Coalition chairman MK Miki Zohar is also a favorite among aficionados of intemperate rhetoric, but he is also a savvier and more senior lawmaker than Mark, one who plays a meaningful role in Likud’s political planning.

“Make no mistake,” he tweeted. “The dissolution of Huldai’s party is bad news for the right.”

Why is the implosion of The Israelis “bad news?” Because it strengthens Lapid, of course.

But why is a stronger Lapid bad news for the right? The simple answer is that it isn’t. A stronger Lapid is the campaign boost Netanyahu has been hoping for. But pretending it is bad news is the heart of that campaign.

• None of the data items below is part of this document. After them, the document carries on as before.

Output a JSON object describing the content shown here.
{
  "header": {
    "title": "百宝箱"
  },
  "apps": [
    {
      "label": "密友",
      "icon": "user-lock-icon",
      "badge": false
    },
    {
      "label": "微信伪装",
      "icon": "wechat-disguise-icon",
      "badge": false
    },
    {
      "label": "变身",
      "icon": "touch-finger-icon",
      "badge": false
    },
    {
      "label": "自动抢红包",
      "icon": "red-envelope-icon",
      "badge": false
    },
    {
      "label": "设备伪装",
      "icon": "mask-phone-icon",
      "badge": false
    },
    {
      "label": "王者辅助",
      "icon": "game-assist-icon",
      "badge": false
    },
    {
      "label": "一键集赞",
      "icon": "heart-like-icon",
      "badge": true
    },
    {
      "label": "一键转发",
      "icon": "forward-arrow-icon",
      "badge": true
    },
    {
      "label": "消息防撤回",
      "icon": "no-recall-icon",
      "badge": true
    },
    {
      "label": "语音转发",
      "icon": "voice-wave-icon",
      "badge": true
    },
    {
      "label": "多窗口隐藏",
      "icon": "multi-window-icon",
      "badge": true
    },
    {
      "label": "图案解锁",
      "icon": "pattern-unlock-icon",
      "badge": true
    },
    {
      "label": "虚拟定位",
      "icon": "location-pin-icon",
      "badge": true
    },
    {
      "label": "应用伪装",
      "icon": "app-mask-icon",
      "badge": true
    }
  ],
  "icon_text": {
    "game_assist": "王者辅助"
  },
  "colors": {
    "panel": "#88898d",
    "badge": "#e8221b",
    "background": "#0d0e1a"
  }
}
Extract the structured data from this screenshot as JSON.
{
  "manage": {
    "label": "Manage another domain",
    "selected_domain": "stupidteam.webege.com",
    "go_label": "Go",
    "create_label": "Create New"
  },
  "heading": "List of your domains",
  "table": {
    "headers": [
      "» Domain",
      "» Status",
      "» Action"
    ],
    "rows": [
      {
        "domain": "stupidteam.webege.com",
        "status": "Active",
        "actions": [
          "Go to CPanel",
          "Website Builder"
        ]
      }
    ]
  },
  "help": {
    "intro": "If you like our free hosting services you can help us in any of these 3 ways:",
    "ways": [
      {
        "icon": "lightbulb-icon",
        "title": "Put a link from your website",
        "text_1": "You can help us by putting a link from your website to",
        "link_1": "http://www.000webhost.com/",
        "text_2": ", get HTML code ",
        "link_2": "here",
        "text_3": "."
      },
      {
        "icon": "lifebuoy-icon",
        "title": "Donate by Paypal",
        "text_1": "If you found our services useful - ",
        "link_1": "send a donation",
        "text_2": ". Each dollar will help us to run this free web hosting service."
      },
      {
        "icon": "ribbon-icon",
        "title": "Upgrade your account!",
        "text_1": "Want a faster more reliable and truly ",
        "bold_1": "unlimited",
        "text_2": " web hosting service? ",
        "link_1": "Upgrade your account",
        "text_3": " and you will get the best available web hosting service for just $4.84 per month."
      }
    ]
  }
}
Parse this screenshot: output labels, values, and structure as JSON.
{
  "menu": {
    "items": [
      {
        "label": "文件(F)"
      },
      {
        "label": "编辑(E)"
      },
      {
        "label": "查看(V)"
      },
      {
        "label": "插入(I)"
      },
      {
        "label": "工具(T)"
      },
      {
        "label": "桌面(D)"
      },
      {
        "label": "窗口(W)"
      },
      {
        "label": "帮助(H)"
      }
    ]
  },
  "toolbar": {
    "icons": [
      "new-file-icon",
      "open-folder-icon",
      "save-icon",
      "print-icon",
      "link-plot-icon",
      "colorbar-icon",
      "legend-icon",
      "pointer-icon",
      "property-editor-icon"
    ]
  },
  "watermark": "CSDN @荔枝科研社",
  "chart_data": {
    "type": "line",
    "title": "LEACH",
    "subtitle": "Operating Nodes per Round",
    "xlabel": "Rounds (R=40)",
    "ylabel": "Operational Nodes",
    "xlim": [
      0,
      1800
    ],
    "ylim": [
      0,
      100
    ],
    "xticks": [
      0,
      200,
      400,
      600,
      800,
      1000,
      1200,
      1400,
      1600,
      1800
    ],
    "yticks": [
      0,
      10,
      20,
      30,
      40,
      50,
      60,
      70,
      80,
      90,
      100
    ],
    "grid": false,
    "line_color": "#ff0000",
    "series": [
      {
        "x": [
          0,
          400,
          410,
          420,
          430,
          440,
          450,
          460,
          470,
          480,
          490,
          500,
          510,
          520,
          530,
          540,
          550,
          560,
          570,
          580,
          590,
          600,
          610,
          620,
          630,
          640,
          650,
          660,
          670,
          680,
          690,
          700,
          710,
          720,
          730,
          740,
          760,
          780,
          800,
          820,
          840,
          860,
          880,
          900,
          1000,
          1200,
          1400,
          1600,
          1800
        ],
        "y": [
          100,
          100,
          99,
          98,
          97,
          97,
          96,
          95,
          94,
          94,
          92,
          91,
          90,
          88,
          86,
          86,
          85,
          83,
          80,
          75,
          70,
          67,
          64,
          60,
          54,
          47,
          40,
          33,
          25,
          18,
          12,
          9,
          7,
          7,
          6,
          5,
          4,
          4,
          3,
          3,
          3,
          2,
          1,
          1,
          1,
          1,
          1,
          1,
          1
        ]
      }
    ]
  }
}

Yesh Atid leader Yair Lapid arrives at the Blue and White party headquarters in Tel Aviv, on election night, March 3, 2020. (Miriam Alster/Flash90)

That has been the strategy for weeks now: Stay positive in the face of Sa’ar and Bennett’s negativity, then turn negative when the fight flips from an intra-rightist battle to one between two opposing political camps.

The political fate of many will be decided this week. The final party lists must be registered by Thursday. Any final mergers or splits between parties vying for seats in the next parliament that are not finalized by then will not be on the ballot on March 23.

By week’s end, much will become clear. The center-left will take its final shape, with polls offering a first glimpse of where voters went after some center-left options disappeared.

Likud now has its nemesis, and will begin to flesh out that anti-Lapid campaign in the coming days. Lapid, to stay ahead, must now attempt to lead a divided flock of anti-Netanyahu factions from across the political spectrum — and keep it unified enough to deny Netanyahu a victory at the coalition negotiating table after the March election.

The race, at long last, has really and truly begun.